Et lorsque les Israéliens ont poussé les présidents américains à prendre des mesures militaires, divers éléments du gouvernement américain ont riposté – même sous Donald Trump. Selon Mark Milley, président des chefs d’état-major interarmées américains, le Premier ministre israélien Benjamin Netanyahu a exhorté Trump à frapper l’Iran après avoir perdu les élections de 2020. Milley a résisté, disant à Trump à un moment donné que « si vous faites cela, vous allez avoir une putain de guerre ».

Beaucoup de choses ont clairement changé au cours des dernières années et des derniers mois. Trump s’est retiré de l’accord nucléaire iranien et, bien que Biden ait promis d’y revenir, l’accord est toujours dans les limbes.
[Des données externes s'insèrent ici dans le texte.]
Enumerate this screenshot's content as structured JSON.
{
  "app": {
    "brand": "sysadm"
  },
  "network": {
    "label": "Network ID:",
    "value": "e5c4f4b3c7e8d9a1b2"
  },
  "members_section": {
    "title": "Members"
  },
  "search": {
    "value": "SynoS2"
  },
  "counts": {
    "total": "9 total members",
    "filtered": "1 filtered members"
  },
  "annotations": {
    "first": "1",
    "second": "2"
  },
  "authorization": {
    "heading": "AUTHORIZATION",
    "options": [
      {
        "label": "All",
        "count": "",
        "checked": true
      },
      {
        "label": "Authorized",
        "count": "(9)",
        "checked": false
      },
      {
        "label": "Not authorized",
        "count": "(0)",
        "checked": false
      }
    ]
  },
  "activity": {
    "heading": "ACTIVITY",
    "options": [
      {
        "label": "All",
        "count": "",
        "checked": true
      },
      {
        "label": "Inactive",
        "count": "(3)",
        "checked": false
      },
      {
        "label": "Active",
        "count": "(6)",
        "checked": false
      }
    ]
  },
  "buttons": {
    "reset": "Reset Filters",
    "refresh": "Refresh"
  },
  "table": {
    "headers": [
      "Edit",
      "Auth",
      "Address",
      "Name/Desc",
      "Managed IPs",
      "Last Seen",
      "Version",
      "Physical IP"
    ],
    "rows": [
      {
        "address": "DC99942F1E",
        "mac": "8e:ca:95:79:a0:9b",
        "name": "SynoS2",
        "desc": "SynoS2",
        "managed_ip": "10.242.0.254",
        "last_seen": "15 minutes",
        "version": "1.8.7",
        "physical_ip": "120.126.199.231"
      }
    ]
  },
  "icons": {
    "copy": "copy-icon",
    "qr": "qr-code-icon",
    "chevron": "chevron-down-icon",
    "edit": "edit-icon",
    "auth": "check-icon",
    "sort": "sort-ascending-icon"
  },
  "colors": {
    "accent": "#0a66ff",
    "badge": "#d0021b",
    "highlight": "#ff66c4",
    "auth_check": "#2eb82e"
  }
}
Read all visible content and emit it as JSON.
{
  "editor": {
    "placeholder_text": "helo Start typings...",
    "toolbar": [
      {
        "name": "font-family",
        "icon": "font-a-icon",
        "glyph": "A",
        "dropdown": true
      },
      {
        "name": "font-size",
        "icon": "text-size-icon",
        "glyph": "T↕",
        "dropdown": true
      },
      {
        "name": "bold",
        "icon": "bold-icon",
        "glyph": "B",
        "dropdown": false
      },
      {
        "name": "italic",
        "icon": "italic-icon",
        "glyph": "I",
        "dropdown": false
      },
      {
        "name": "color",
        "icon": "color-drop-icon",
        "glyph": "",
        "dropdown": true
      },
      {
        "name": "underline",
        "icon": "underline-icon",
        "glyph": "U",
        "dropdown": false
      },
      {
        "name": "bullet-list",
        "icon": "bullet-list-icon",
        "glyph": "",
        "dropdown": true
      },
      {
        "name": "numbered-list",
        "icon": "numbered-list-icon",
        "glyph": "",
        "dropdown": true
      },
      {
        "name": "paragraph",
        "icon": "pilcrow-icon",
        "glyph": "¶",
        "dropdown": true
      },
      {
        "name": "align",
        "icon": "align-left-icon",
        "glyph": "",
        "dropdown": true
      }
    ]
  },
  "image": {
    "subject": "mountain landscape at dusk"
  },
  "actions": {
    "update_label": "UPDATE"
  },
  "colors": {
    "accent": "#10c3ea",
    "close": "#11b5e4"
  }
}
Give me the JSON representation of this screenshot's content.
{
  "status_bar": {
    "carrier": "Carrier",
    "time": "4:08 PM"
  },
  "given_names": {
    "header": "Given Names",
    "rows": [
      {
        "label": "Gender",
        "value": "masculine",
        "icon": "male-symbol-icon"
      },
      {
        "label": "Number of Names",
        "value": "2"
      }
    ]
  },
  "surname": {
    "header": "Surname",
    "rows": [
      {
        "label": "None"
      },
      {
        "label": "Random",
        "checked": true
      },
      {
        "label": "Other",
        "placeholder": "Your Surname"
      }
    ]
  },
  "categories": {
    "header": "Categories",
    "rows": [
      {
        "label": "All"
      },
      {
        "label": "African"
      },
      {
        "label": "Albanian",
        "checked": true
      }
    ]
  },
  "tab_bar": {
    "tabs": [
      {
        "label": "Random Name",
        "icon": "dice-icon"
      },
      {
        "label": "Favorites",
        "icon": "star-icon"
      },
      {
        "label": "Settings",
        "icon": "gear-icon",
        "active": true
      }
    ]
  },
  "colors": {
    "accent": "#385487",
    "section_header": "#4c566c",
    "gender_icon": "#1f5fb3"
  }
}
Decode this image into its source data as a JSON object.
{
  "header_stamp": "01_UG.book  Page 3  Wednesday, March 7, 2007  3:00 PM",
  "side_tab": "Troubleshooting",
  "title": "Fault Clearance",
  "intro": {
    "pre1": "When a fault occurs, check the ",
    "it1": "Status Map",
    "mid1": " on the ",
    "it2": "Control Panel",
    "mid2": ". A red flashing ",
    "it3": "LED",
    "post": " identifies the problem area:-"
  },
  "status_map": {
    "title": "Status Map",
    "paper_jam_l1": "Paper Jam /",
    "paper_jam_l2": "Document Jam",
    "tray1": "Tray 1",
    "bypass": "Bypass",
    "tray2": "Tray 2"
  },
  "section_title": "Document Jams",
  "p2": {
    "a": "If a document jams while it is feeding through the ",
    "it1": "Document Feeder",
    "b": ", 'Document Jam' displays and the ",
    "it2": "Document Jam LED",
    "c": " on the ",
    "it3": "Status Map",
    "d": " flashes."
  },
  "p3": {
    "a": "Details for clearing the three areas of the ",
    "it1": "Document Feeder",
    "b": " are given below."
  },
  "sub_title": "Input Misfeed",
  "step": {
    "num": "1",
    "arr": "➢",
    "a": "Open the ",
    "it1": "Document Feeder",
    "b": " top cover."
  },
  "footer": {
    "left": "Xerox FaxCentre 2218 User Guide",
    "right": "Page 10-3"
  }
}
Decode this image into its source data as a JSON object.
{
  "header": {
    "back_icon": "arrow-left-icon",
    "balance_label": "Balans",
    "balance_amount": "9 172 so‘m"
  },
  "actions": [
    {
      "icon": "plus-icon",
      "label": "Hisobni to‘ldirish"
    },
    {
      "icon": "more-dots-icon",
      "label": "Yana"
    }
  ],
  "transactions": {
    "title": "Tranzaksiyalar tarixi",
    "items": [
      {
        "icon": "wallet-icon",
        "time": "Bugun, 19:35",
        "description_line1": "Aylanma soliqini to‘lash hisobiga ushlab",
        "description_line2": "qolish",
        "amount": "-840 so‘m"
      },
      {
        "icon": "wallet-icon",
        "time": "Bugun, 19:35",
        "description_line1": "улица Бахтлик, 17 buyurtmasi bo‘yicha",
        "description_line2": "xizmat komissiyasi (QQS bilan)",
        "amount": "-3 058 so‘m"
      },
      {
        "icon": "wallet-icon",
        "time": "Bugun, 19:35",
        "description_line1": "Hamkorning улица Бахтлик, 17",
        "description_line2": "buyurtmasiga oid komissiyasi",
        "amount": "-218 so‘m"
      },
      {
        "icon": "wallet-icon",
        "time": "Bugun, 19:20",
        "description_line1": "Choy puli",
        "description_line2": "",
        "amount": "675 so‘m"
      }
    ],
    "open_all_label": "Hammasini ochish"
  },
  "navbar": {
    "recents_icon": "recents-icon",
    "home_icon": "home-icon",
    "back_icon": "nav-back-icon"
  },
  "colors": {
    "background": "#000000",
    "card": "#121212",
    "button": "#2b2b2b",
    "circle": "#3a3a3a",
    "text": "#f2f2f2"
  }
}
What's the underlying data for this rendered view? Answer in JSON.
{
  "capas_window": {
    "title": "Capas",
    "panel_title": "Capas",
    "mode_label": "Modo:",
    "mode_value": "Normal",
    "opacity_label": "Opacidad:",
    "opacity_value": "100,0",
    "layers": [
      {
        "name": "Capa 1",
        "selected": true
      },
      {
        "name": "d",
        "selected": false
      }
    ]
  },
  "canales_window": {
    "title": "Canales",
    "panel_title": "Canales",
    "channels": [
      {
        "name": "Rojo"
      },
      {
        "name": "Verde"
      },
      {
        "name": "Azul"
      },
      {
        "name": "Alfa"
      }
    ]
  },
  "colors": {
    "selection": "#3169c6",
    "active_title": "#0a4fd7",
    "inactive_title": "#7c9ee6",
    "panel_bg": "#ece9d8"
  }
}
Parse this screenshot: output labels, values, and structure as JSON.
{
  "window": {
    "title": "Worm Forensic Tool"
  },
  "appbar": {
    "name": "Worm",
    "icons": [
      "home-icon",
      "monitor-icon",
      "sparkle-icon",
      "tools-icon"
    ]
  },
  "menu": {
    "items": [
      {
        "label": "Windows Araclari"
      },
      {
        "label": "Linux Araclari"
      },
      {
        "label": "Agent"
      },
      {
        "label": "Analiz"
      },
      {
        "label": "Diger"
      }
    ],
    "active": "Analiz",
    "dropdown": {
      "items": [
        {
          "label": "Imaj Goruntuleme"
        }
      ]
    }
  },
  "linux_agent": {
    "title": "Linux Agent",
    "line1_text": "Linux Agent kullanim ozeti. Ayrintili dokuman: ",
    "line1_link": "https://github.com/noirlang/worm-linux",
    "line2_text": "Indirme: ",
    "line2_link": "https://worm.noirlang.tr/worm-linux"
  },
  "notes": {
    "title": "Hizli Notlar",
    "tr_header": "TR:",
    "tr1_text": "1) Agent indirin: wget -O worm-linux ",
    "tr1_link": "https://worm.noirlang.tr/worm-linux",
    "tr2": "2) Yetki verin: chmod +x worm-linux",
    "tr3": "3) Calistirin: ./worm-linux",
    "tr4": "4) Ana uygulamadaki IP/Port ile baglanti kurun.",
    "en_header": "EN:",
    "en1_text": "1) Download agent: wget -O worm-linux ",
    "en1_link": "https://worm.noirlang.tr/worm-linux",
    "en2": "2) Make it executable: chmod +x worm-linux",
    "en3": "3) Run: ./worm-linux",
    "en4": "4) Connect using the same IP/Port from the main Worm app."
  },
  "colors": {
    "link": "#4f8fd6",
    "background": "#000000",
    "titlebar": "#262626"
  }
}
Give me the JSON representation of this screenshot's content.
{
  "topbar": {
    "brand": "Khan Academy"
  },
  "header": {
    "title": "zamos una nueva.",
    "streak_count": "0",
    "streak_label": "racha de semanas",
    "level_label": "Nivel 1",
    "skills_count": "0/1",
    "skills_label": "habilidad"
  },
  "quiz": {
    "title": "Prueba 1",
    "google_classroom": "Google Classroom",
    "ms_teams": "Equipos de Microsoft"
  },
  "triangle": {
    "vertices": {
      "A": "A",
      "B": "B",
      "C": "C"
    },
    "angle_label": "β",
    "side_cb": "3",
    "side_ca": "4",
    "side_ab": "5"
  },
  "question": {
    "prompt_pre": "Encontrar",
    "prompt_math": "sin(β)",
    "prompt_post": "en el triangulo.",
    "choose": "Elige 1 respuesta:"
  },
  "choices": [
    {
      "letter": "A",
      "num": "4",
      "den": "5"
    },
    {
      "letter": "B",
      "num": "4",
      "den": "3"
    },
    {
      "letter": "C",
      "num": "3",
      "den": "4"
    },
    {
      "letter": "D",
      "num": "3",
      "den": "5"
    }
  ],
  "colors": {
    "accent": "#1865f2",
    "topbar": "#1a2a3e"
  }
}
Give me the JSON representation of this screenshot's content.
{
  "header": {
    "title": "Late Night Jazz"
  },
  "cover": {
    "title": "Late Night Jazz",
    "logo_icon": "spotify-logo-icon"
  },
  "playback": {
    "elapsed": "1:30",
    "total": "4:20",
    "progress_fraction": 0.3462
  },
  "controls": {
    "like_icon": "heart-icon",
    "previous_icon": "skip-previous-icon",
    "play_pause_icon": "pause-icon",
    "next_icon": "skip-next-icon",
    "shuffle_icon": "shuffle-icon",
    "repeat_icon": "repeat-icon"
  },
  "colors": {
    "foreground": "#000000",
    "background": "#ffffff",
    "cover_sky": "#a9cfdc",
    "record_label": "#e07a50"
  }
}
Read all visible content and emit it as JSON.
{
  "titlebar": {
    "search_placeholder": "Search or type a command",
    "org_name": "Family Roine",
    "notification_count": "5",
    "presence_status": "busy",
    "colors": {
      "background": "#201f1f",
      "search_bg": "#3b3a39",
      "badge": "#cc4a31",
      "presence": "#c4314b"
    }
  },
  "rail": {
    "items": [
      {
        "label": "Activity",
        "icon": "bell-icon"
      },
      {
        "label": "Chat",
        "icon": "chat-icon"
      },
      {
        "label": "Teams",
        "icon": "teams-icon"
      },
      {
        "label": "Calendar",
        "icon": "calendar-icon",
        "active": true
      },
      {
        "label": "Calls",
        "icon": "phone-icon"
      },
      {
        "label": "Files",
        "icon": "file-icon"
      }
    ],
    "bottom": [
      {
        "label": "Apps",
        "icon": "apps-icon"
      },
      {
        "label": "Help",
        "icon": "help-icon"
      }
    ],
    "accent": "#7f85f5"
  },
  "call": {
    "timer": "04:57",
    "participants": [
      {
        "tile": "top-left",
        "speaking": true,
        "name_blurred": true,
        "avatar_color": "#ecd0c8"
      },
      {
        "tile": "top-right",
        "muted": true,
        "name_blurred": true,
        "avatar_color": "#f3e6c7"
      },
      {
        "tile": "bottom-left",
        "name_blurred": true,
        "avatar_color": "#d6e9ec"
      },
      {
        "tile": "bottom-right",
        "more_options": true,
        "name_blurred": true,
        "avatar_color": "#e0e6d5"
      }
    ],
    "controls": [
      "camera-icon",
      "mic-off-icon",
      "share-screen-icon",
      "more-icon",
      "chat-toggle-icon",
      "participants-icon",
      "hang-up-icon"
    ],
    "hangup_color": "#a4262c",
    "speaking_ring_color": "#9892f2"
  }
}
Le pouvoir en Iran, à son tour, est revenu aux conservateurs de la ligne dure, qui ont ralenti les pourparlers nucléaires tout en augmentant la répression du régime contre le peuple iranien. Cela a ensuite conduit à des protestations généralisées et au défi le plus important pour le régime clérical depuis plus d’une décennie.

Une chose n’a pas changé, cependant: la guerre avec l’Iran sera désastreuse pour la région, pour les États-Unis – et pour la lutte du peuple iranien pour la liberté et la dignité.

Pourtant, cela semble être la direction dans laquelle l’équipe Biden va – peut-être par inadvertance – en cédant à la position de longue date d’Israël de traiter le programme nucléaire iranien militairement plutôt que diplomatiquement. (Incidemment, Netanyahu a été filmé en train de se vanter que c’est lui qui a convaincu Trump de quitter l’accord nucléaire iranien.)

Cela correspond à un modèle, cependant, le domaine dans lequel Biden a le plus systématiquement suivi la politique de Trump au Moyen-Orient a été Israël. Biden a refusé d’inverser presque tous les changements politiques majeurs en faveur d’Israël que Trump a mis en place – du déplacement de l’ambassade américaine à Jérusalem, à la reconnaissance de l’annexion par Israël du plateau du Golan (qui expose le double standard flagrant de Biden affirmant que l’annexion illégale du territoire ukrainien par la Russie menace « l’ordre fondé sur des règles »), à l’adoption et à la recherche d’élargir les accords d’Abraham. Une mesure qui a mis le dernier clou dans le cercueil de la solution à deux États en « allant explicitement au-delà » du conflit israélo-palestinien plutôt que de chercher à le résoudre.

Malgré cette déférence à la Trump envers Israël – ou peut-être précisément à cause d’elle– le ministre israélien des Affaires de la diaspora n’a pas mâché ses mots en critiquant les États-Unis lorsque l’ambassadeur américain Nides a émis une critique bénigne des plans en cours pour affaiblir le système judiciaire israélien. « Occupez-vous de vos propres affaires », a déclaré Amichai Chikli au représentant américain via la radio israélienne. Il l’a ensuite tweeté également, juste pour s’assurer que le message était bien reçu par Washington.

Ironiquement, c’est un bon conseil. Une Amérique qui s’occupe de ses propres affaires – et qui, par extension, donne la priorité à ses propres intérêts – cesserait non seulement de saper sa propre crédibilité en condamnant les annexions illégales russes tout en autorisant les annexions israéliennes, mais elle bloquerait également toute tentative israélienne d’entraîner l’Amérique dans une guerre désastreuse au Moyen-Orient.

Les États-Unis ont déjà les mains pleines avec les crises internationales. Entre chercher à vaincre la Russie en Ukraine et combattre la Chine en étranglant ses industries de haute technologie, l’Amérique n’a tout simplement pas la bande passante pour une guerre initiée par Israël avec l’Iran. Comme Stephen Walt, professeur à Harvard et membre distingué de l’Institut Quincy, me l’a dit dans un courriel : « C’est de la folie. »

Peut-être Biden devrait-il prendre à cœur le vrai sens des conseils dédaigneux du ministre Chikli.